Chlorophyll is passed through the mammalian digestive tract into the bloodstream and then into the mammary gland. So in the past, humans got this nutrient from drinking cow's milk. But modern ranchers tend to feed their cows corn, rather than grass, and cows that eat corn do not produce vitamin K2-rich milk.

Vitamin K and D Work Together

Adequate levels of vitamin K2 help prevent a variety of health issues, including diabetes, arthritis, neurodegenerative diseases, cancer, kidney disease, osteoporosis, and infertility. Both D3 and K2 are also involved with calcium metabolism. It's a good thing scientists discovered the need for vitamin D3 supplements, as they help put calcium into bones, as well as expedite wound healing, improve mood, and lessen pain. However, vitamin D3 without vitamin K2 also places calcium into soft tissue-something you don't want. This is known as the calcium paradox.

Two of the most disturbing health problems in the modern world are osteoporosis (which can lead to hip fractures and extended, expensive stays in care facilities) and atherosclerosis (a build-up of plaque in the arteries causing high blood pressure and strain on the cardiovascular system). One of the major causes of these diseases is the process of calcium leaving the bone and being deposited in the arteries. Vitamin D3 can help keep calcium in the bone. But you don't want calcium to build up in your arteries. To prevent this, you need plenty of colorful fruits and vegetables in your diet-their pigments repair the lining of the blood vessels. And you need vitamin K2. It propels calcium into bones and simultaneously inhibits-and in some cases removes-calcium deposition in the arteries.

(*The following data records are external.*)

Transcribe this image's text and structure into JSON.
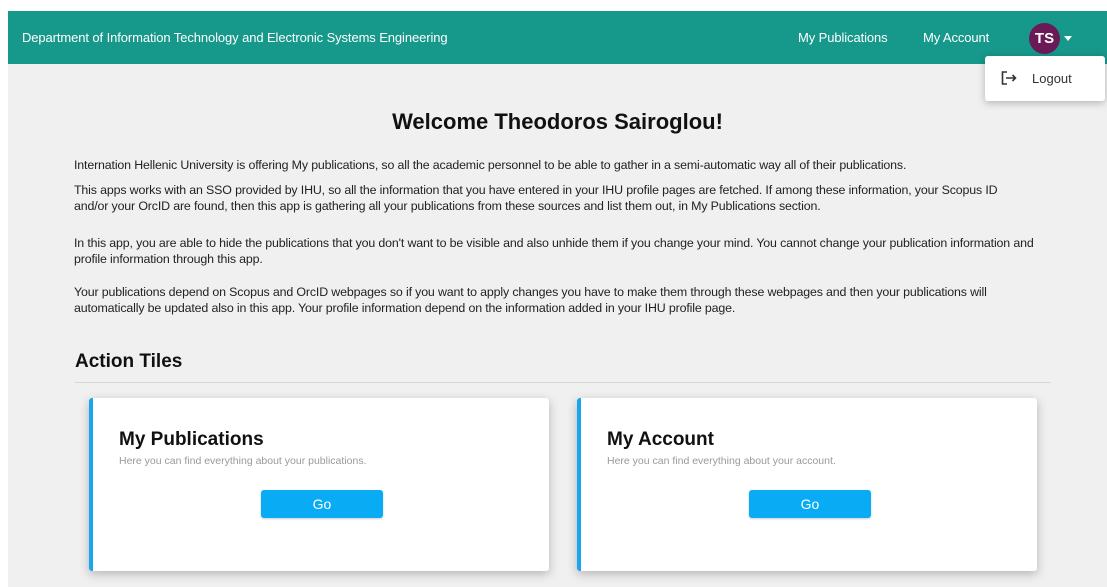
{
  "navbar": {
    "brand": "Department of Information Technology and Electronic Systems Engineering",
    "links": [
      "My Publications",
      "My Account"
    ],
    "avatar_initials": "TS",
    "colors": {
      "navbar": "#16988a",
      "avatar": "#6a1a57"
    }
  },
  "user_menu": {
    "items": [
      {
        "label": "Logout",
        "icon": "logout-icon"
      }
    ]
  },
  "main": {
    "welcome": "Welcome Theodoros Sairoglou!",
    "paragraphs": [
      "Internation Hellenic University is offering My publications, so all the academic personnel to be able to gather in a semi-automatic way all of their publications.",
      "This apps works with an SSO provided by IHU, so all the information that you have entered in your IHU profile pages are fetched. If among these information, your Scopus ID and/or your OrcID are found, then this app is gathering all your publications from these sources and list them out, in My Publications section.",
      "In this app, you are able to hide the publications that you don't want to be visible and also unhide them if you change your mind. You cannot change your publication information and profile information through this app.",
      "Your publications depend on Scopus and OrcID webpages so if you want to apply changes you have to make them through these webpages and then your publications will automatically be updated also in this app. Your profile information depend on the information added in your IHU profile page."
    ],
    "section_title": "Action Tiles",
    "tiles": [
      {
        "title": "My Publications",
        "subtitle": "Here you can find everything about your publications.",
        "button": "Go"
      },
      {
        "title": "My Account",
        "subtitle": "Here you can find everything about your account.",
        "button": "Go"
      }
    ],
    "colors": {
      "accent": "#0aabf5",
      "tile_border": "#1aa6ee",
      "background": "#f0f0f0"
    }
  }
}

Vitamin K as a Blood Thinner

You are probably most familiar with the K1 form of vitamin K: phylloquinone. Found mainly in green leafy vegetables, K1 encourages blood clotting. For this reason, people on blood thinners are told to avoid green leafy vegetables.

Vitamin K2, however, is a different form of the vitamin that is known as menaquinone. It is responsible for appropriate calcification and is found in animal fats such as egg yolks, certain cheeses, and butter made from grass-fed animals. You can also find K2 in natto, a traditional Japanese food made from fermented soybean paste. Nattokinase is an enzyme extracted from natto and sold as a supplement.

While vitamin K1 is recycled in the body, making deficiency rare, vitamin K2 is not recycled. Therefore, dietary intake is crucial and K2 deficiency is common, manifesting as osteoporosis, arterial plaque, and dental cavities. In addition to adding some grass-fed dairy products to your diet, it's safe to take 50-100 mcg of K2 in supplement form (there is no known toxicity for K2).

Want to Learn More About Vitamin K2?

Much of the information for this article comes from the book, Vitamin K2 and the Calcium Paradox, by Kate Rheaume-Bleue, ND. Check it out to delve more deeply into this topic. Besides preventing plaque accumulation and building better bones, adequate K2 in the diet may help prevent wrinkles, reduce the risk for Alzheimer's and other brain diseases, improve chronic kidney failure, reduce cancer risk, improve fertility, and normalize facial/dental development in utero, according to the latest evidence.